Senior Prom
By Ray Van Horn, Jr.
I got home well before curfew to show respect, even though I turned 18 a week ago. In a late birthday celebration, Chuck treated me to pepper and onion-loaded cheese steaks from Sal's before we took in a haul from Farpoint Comics and capped it with a handful of laps around the neighborhood in the dark. We just kinda winged the night, since that seemed the only logical course.
It's Prom night, but neither of us went. In Chuck's case, he cares more about whether Spiderman and Mary Jane are really going to tie the knot this year. As for me, every car stuffed with silk dresses, cummerbunds and Wang Chung blaring inside pricked me like an insult.

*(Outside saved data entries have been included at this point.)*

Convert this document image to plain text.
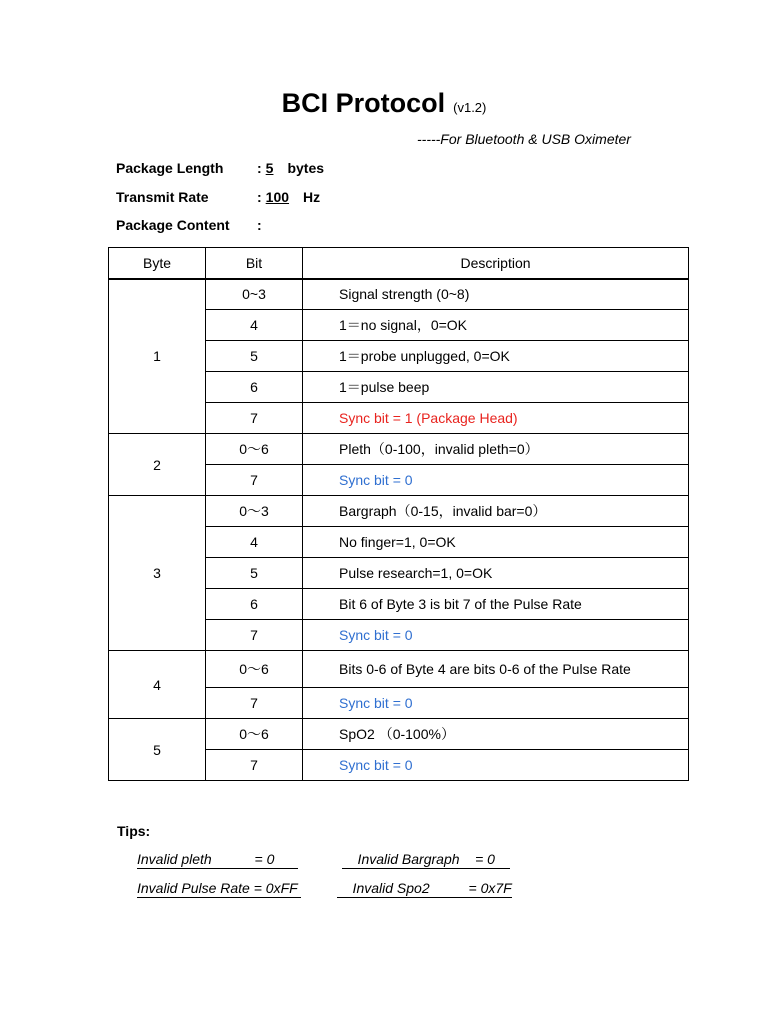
BCI Protocol (v1.2)
-----For Bluetooth & USB Oximeter
Package Length : 5 bytes
Transmit Rate	: 100 Hz
Package Content :
Byte	Bit	Description
1	0~3	Signal strength (0~8)
	4	1＝no signal，0=OK
	5	1＝probe unplugged, 0=OK
	6	1＝pulse beep
	7	Sync bit = 1 (Package Head)
2	0～6	Pleth（0-100，invalid pleth=0）
	7	Sync bit = 0
3	0～3	Bargraph（0-15，invalid bar=0）
	4	No finger=1, 0=OK
	5	Pulse research=1, 0=OK
	6	Bit 6 of Byte 3 is bit 7 of the Pulse Rate
	7	Sync bit = 0
4	0～6	Bits 0-6 of Byte 4 are bits 0-6 of the Pulse Rate
	7	Sync bit = 0
5	0～6	SpO2 （0-100%）
	7	Sync bit = 0
Tips:
Invalid pleth           = 0	Invalid Bargraph    = 0
Invalid Pulse Rate = 0xFF	Invalid Spo2          = 0x7F
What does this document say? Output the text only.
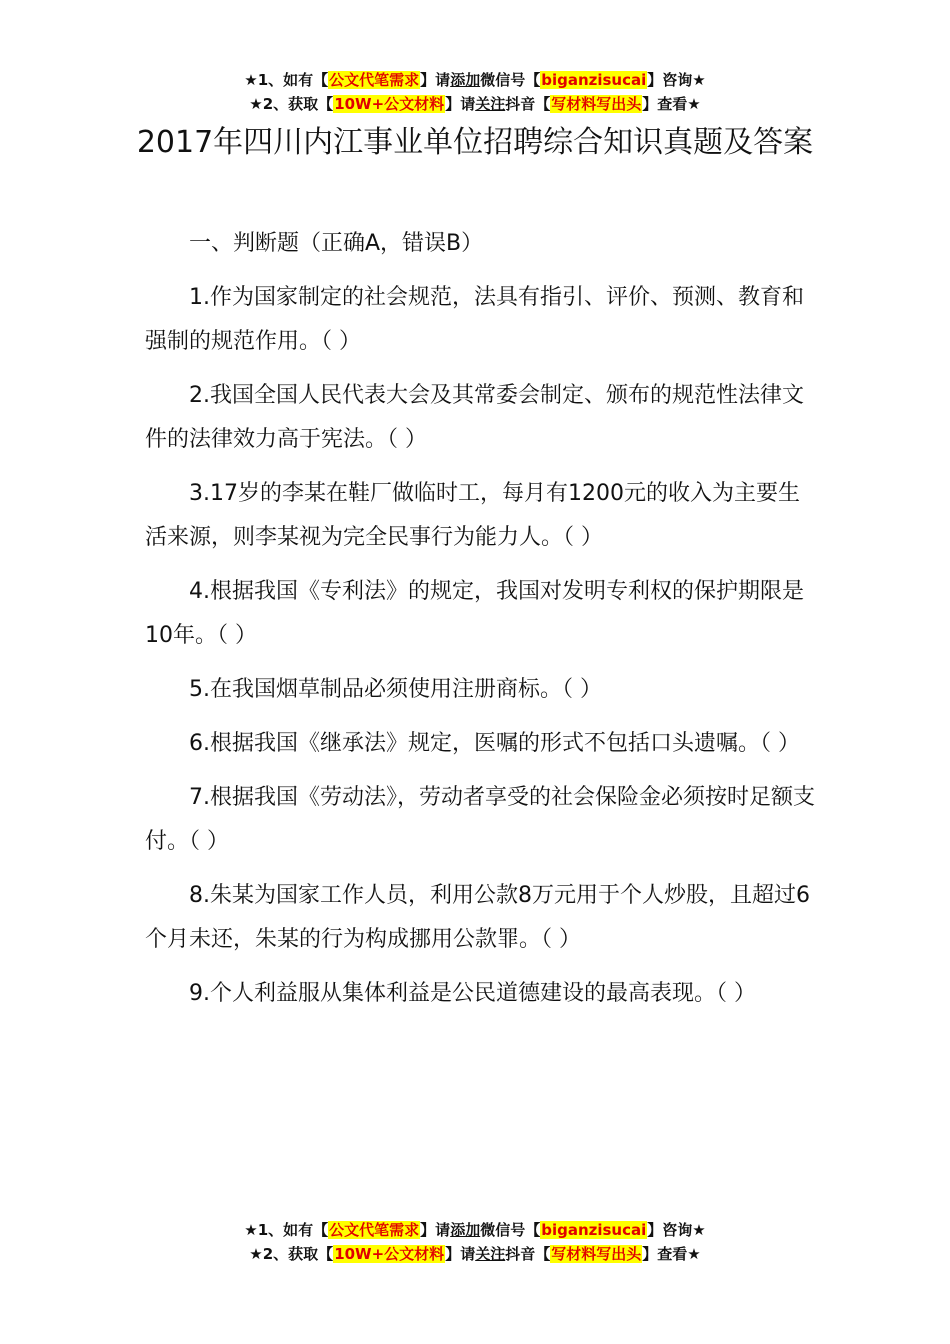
★1、如有【公文代笔需求】请添加微信号【biganzisucai】咨询★
★2、获取【10W+公文材料】请关注抖音【写材料写出头】查看★
2017年四川内江事业单位招聘综合知识真题及答案
一、判断题（正确A，错误B）
1.作为国家制定的社会规范，法具有指引、评价、预测、教育和强制的规范作用。（ ）
2.我国全国人民代表大会及其常委会制定、颁布的规范性法律文件的法律效力高于宪法。（ ）
3.17岁的李某在鞋厂做临时工，每月有1200元的收入为主要生活来源，则李某视为完全民事行为能力人。（ ）
4.根据我国《专利法》的规定，我国对发明专利权的保护期限是10年。（ ）
5.在我国烟草制品必须使用注册商标。（ ）
6.根据我国《继承法》规定，医嘱的形式不包括口头遗嘱。（ ）
7.根据我国《劳动法》，劳动者享受的社会保险金必须按时足额支付。（ ）
8.朱某为国家工作人员，利用公款8万元用于个人炒股，且超过6个月未还，朱某的行为构成挪用公款罪。（ ）
9.个人利益服从集体利益是公民道德建设的最高表现。（ ）
★1、如有【公文代笔需求】请添加微信号【biganzisucai】咨询★
★2、获取【10W+公文材料】请关注抖音【写材料写出头】查看★
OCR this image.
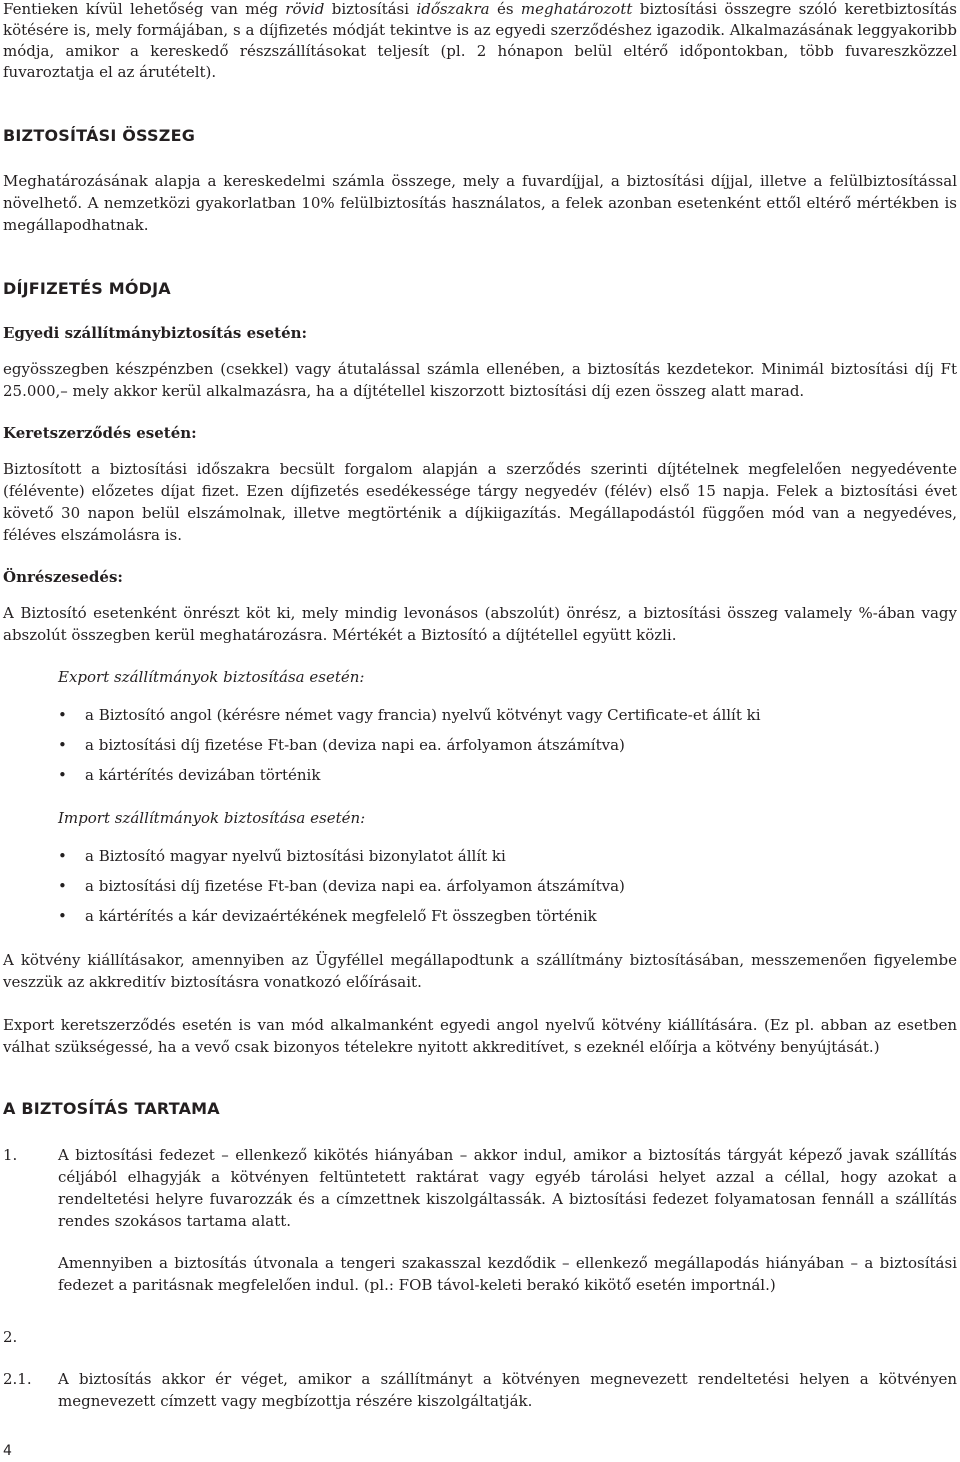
Fentieken kívül lehetőség van még rövid biztosítási időszakra és meghatározott biztosítási összegre szóló keretbiztosítás kötésére is, mely formájában, s a díjfizetés módját tekintve is az egyedi szerződéshez igazodik. Alkalmazásának leggyakoribb módja, amikor a kereskedő részszállításokat teljesít (pl. 2 hónapon belül eltérő időpontokban, több fuvareszközzel fuvaroztatja el az árutételt).

BIZTOSÍTÁSI ÖSSZEG

Meghatározásának alapja a kereskedelmi számla összege, mely a fuvardíjjal, a biztosítási díjjal, illetve a felülbiztosítással növelhető. A nemzetközi gyakorlatban 10% felülbiztosítás használatos, a felek azonban esetenként ettől eltérő mértékben is megállapodhatnak.

DÍJFIZETÉS MÓDJA

Egyedi szállítmánybiztosítás esetén:

egyösszegben készpénzben (csekkel) vagy átutalással számla ellenében, a biztosítás kezdetekor. Minimál biztosítási díj Ft 25.000,– mely akkor kerül alkalmazásra, ha a díjtétellel kiszorzott biztosítási díj ezen összeg alatt marad.

Keretszerződés esetén:

Biztosított a biztosítási időszakra becsült forgalom alapján a szerződés szerinti díjtételnek megfelelően negyedévente (félévente) előzetes díjat fizet. Ezen díjfizetés esedékessége tárgy negyedév (félév) első 15 napja. Felek a biztosítási évet követő 30 napon belül elszámolnak, illetve megtörténik a díjkiigazítás. Megállapodástól függően mód van a negyedéves, féléves elszámolásra is.

Önrészesedés:

A Biztosító esetenként önrészt köt ki, mely mindig levonásos (abszolút) önrész, a biztosítási összeg valamely %-ában vagy abszolút összegben kerül meghatározásra. Mértékét a Biztosító a díjtétellel együtt közli.

Export szállítmányok biztosítása esetén:

• a Biztosító angol (kérésre német vagy francia) nyelvű kötvényt vagy Certificate-et állít ki
• a biztosítási díj fizetése Ft-ban (deviza napi ea. árfolyamon átszámítva)
• a kártérítés devizában történik

Import szállítmányok biztosítása esetén:

• a Biztosító magyar nyelvű biztosítási bizonylatot állít ki
• a biztosítási díj fizetése Ft-ban (deviza napi ea. árfolyamon átszámítva)
• a kártérítés a kár devizaértékének megfelelő Ft összegben történik

A kötvény kiállításakor, amennyiben az Ügyféllel megállapodtunk a szállítmány biztosításában, messzemenően figyelembe veszzük az akkreditív biztosításra vonatkozó előírásait.

Export keretszerződés esetén is van mód alkalmanként egyedi angol nyelvű kötvény kiállítására. (Ez pl. abban az esetben válhat szükségessé, ha a vevő csak bizonyos tételekre nyitott akkreditívet, s ezeknél előírja a kötvény benyújtását.)

A BIZTOSÍTÁS TARTAMA
1.	A biztosítási fedezet – ellenkező kikötés hiányában – akkor indul, amikor a biztosítás tárgyát képező javak szállítás céljából elhagyják a kötvényen feltüntetett raktárat vagy egyéb tárolási helyet azzal a céllal, hogy azokat a rendeltetési helyre fuvarozzák és a címzettnek kiszolgáltassák. A biztosítási fedezet folyamatosan fennáll a szállítás rendes szokásos tartama alatt.

Amennyiben a biztosítás útvonala a tengeri szakasszal kezdődik – ellenkező megállapodás hiányában – a biztosítási fedezet a paritásnak megfelelően indul. (pl.: FOB távol-keleti berakó kikötő esetén importnál.)

2.
2.1.	A biztosítás akkor ér véget, amikor a szállítmányt a kötvényen megnevezett rendeltetési helyen a kötvényen megnevezett címzett vagy megbízottja részére kiszolgáltatják.

4
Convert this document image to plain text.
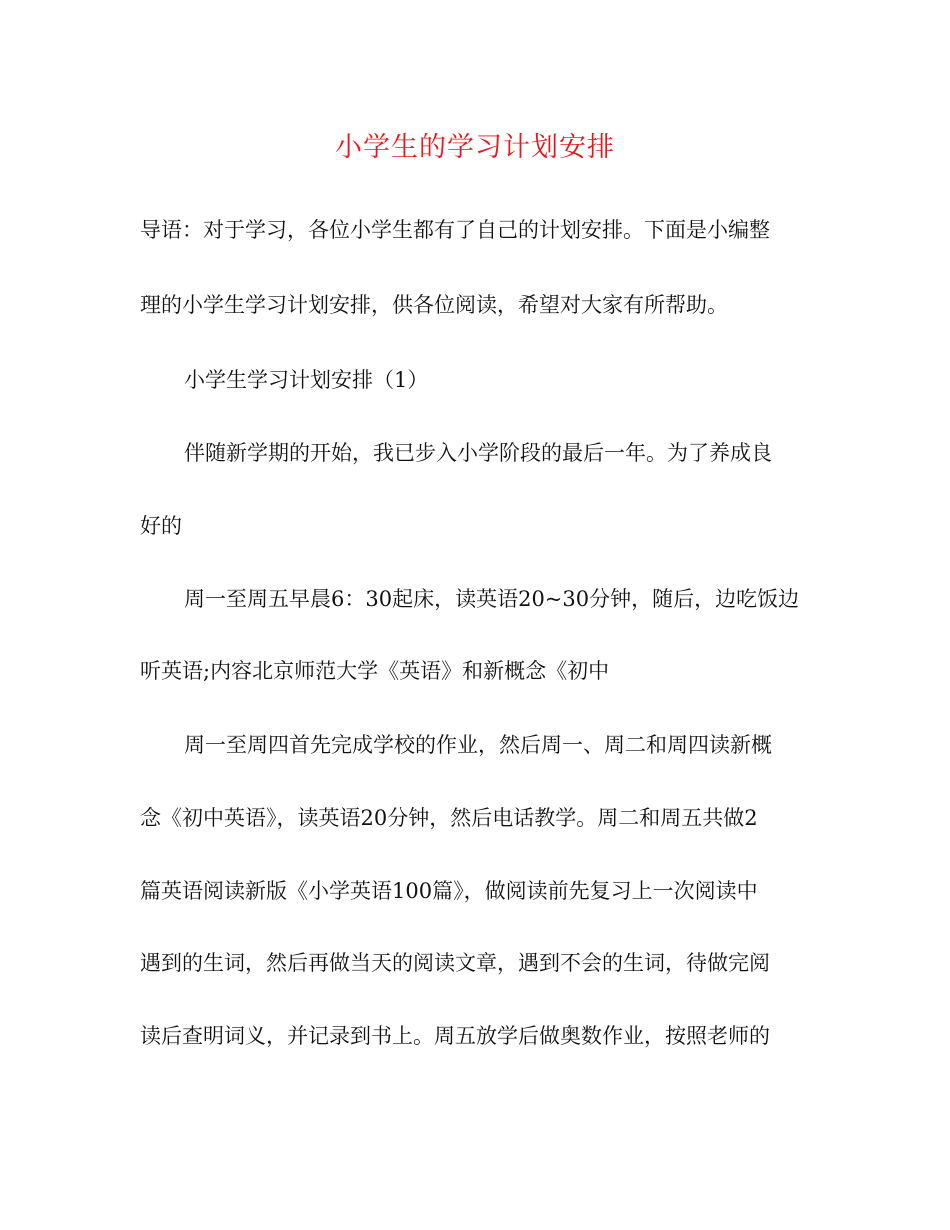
小学生的学习计划安排
导语：对于学习，各位小学生都有了自己的计划安排。下面是小编整
理的小学生学习计划安排，供各位阅读，希望对大家有所帮助。
小学生学习计划安排（1）
伴随新学期的开始，我已步入小学阶段的最后一年。为了养成良
好的
周一至周五早晨6：30起床，读英语20~30分钟，随后，边吃饭边
听英语;内容北京师范大学《英语》和新概念《初中
周一至周四首先完成学校的作业，然后周一、周二和周四读新概
念《初中英语》，读英语20分钟，然后电话教学。周二和周五共做2
篇英语阅读新版《小学英语100篇》，做阅读前先复习上一次阅读中
遇到的生词，然后再做当天的阅读文章，遇到不会的生词，待做完阅
读后查明词义，并记录到书上。周五放学后做奥数作业，按照老师的
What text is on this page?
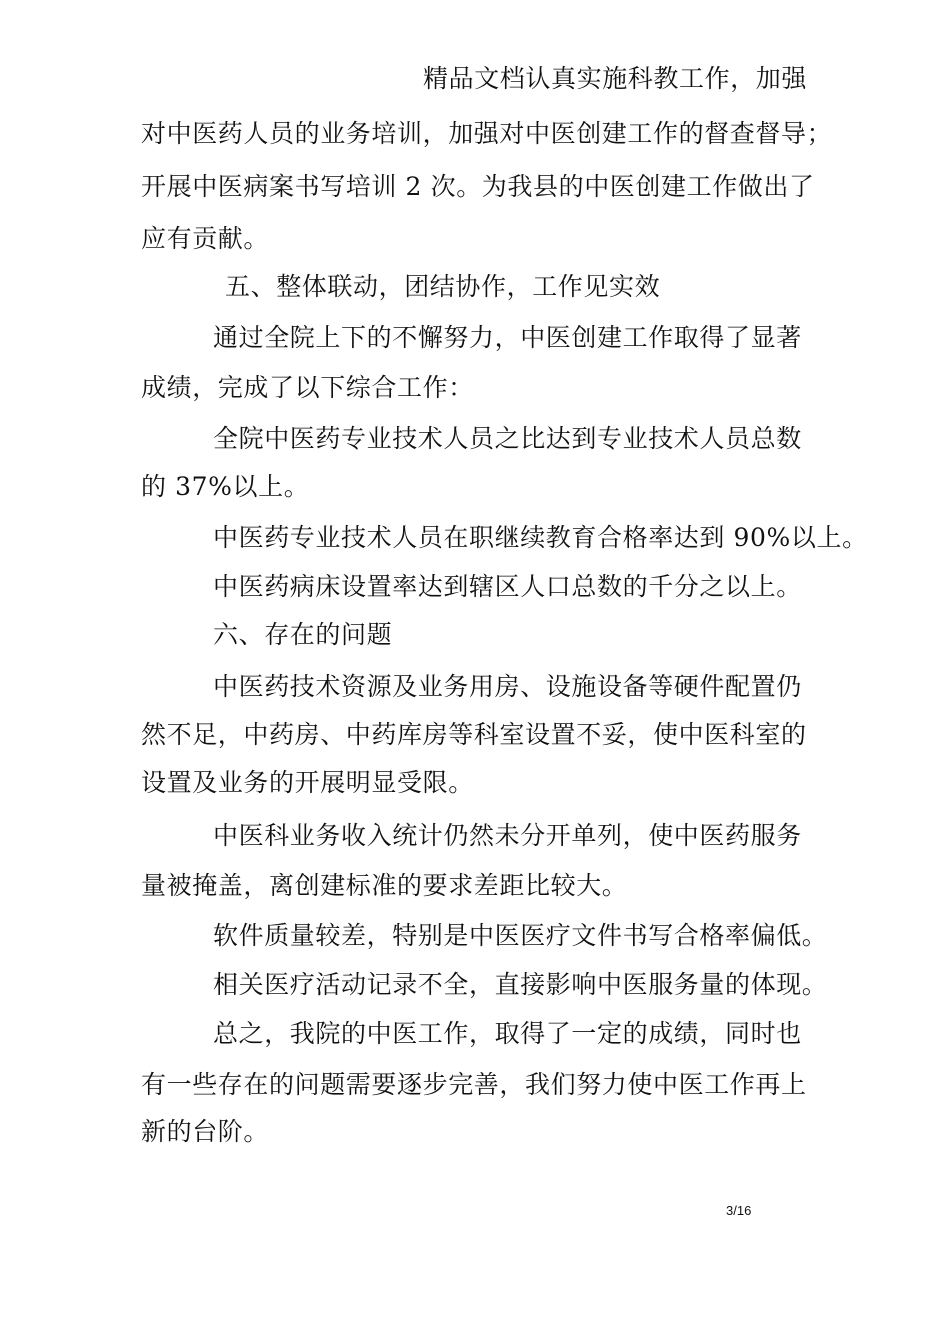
精品文档认真实施科教工作，加强
对中医药人员的业务培训，加强对中医创建工作的督查督导；
开展中医病案书写培训 2 次。为我县的中医创建工作做出了
应有贡献。
五、整体联动，团结协作，工作见实效
通过全院上下的不懈努力，中医创建工作取得了显著
成绩，完成了以下综合工作：
全院中医药专业技术人员之比达到专业技术人员总数
的 37%以上。
中医药专业技术人员在职继续教育合格率达到 90%以上。
中医药病床设置率达到辖区人口总数的千分之以上。
六、存在的问题
中医药技术资源及业务用房、设施设备等硬件配置仍
然不足，中药房、中药库房等科室设置不妥，使中医科室的
设置及业务的开展明显受限。
中医科业务收入统计仍然未分开单列，使中医药服务
量被掩盖，离创建标准的要求差距比较大。
软件质量较差，特别是中医医疗文件书写合格率偏低。
相关医疗活动记录不全，直接影响中医服务量的体现。
总之，我院的中医工作，取得了一定的成绩，同时也
有一些存在的问题需要逐步完善，我们努力使中医工作再上
新的台阶。
3/16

Everybody's had fun tonight.
Gia, the counter girl at Sal's, looked at us with such pity I could feel every ounce of it. I heard her tell the cook, Alberto, how it was "tragic" we'd been there instead of Prom. She's a sophomore at Loyola University, and it was downright aggravating listening to her gush about her Senior Prom from two years ago, how magical it had been, and how she'd lost contact with her date, Douglas someone-or-other. The word "tragic" came up again.
"Best not to even think about her, dude," Chuck had told me while we ate. "Prom would've been a colossal waste anyway."
"Like Amityville 3-D," I'd said, playing along, though it was a total pose. Chuck really had no interest in Prom, while I faked being above it. We both knew the truth. It was why he'd invited me to hang out tonight.
A couple days ago, I'd canceled the tux, the boutonnière and corsage. To do it had meant I'd lost. Not just once, but twice. Pop called the whole debacle a learning experience. Mom gave me a long hug and I settled for that.
Prom's just about done and I missed out. Next stop, Graduation, and I don't know where I'm going afterwards, except straight to community college. Two jobs and two girls lost in quick succession and I have no idea how it happened.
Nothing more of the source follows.